First Word | The Seven Last Words of Christ
by Jay Fadden
This past weekend, I was attending an educational seminar at my church about the seven last words of Christ, and it got me thinking about how that relates to me in today’s world. I would like to try a Lenten exercise on those seven last words of Christ. I am going to reflect on them from the perspective of a middle-aged, married father of three children living in today’s hectic and busy world. This is NOT a theological take. I would suggest you research that on your own, and I think you will find it very rewarding. This is a chance for me to reflect on what Jesus said on the cross and how that resonates with me in the world in which I find myself. I would ask that you do the same with your own situation.
The first word is from Luke 23:34: Father, forgive them, for they do not know what they do.
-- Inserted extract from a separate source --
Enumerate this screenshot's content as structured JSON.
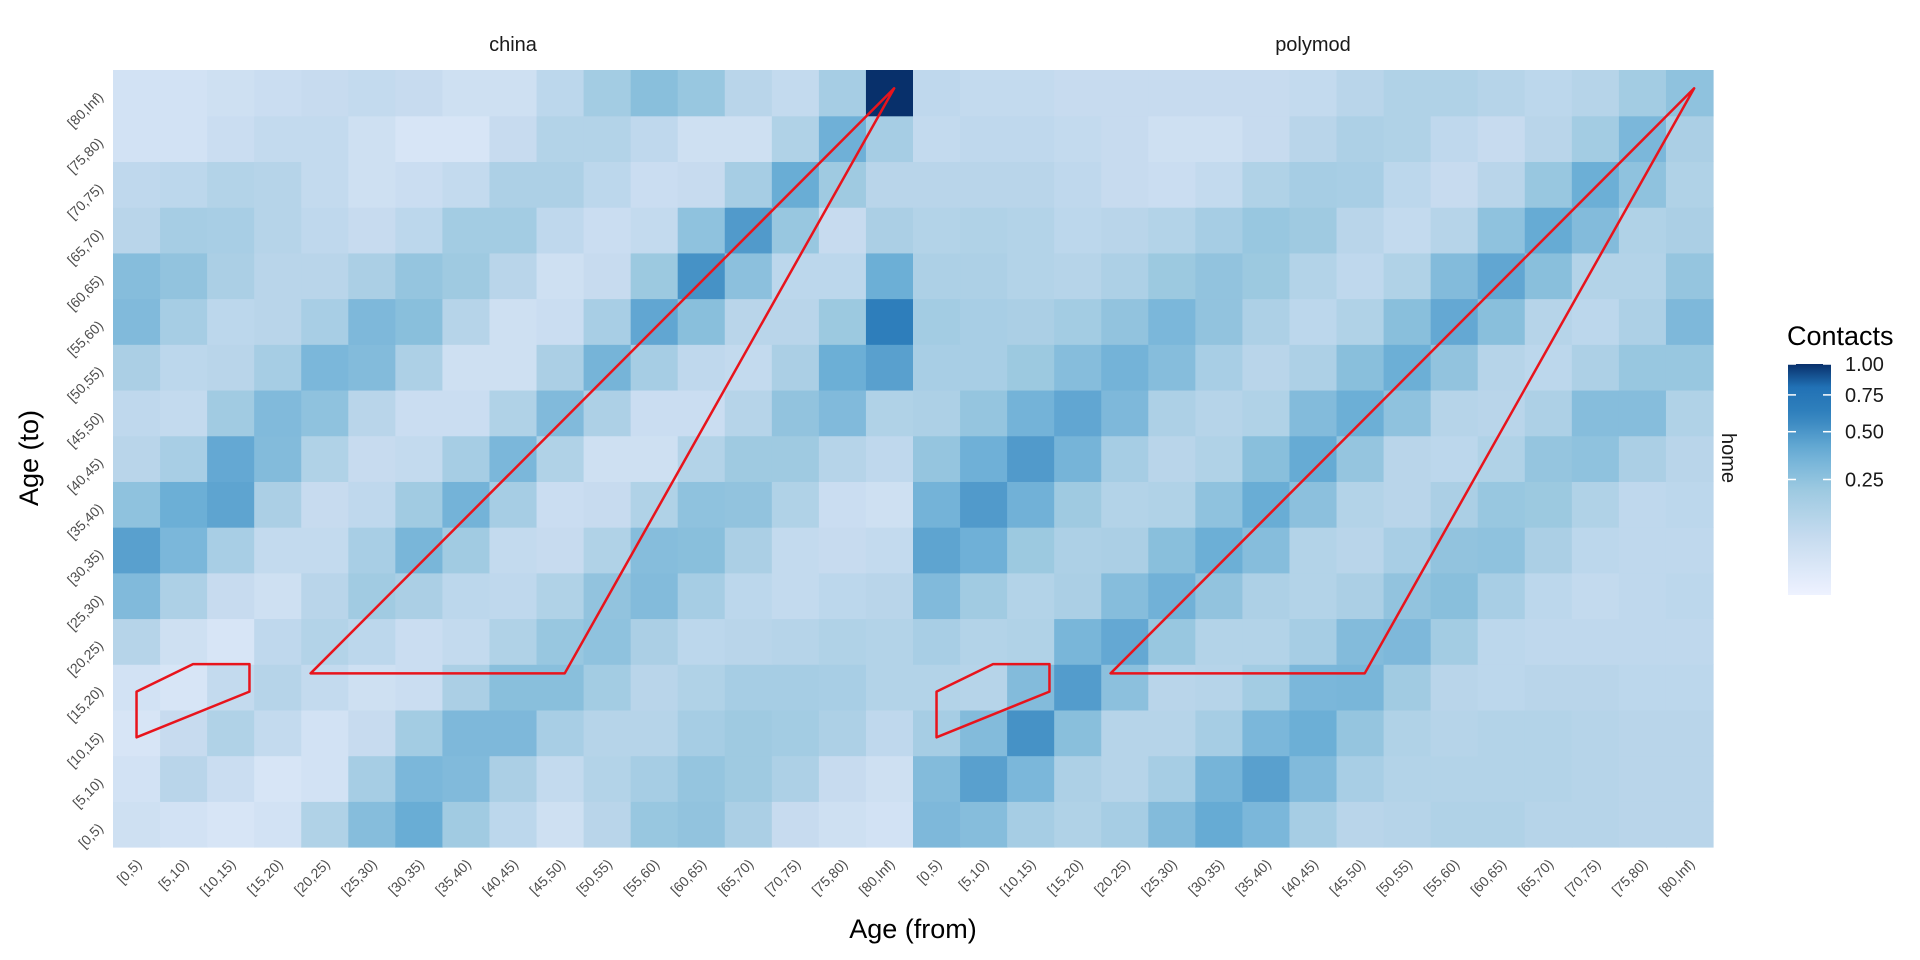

There are so many different ways I could interpret this quote in my life. The first word, “Father,” is a direct communication. It is the realization of the love He has for us and the ability to talk to Him directly. It is both reassuring and comforting to know that the Father listens and that we can bring our thoughts and challenges to Him. It is important to note that He listens. He is not a wall, but a loving Father who wants to communicate with His children. The second words, “forgive them,” resonate with me because in today’s world, we seem to be quick to want people to forgive us for our transgressions, but sometimes find it difficult to forgive others for theirs. That can also mean that we cannot always forgive ourselves, and yet the Father forgives us. Forgiveness is love and opening oneself up to love.
But it is the last few words that I would like to tackle: “for they do not know what they do.” I can get angry or short-tempered with my family, friends, or people I do not even know when I perceive that I have been slighted. But maybe they do not know what they are doing to me, and I may not know what is going on in their life to make them act that way towards me or others—the pain or stress they may be feeling, the hurt that weighs heavily on their hearts and souls. This is when I need to step back and not only forgive them, but also reach out and try to comfort them if possible and alleviate that pain.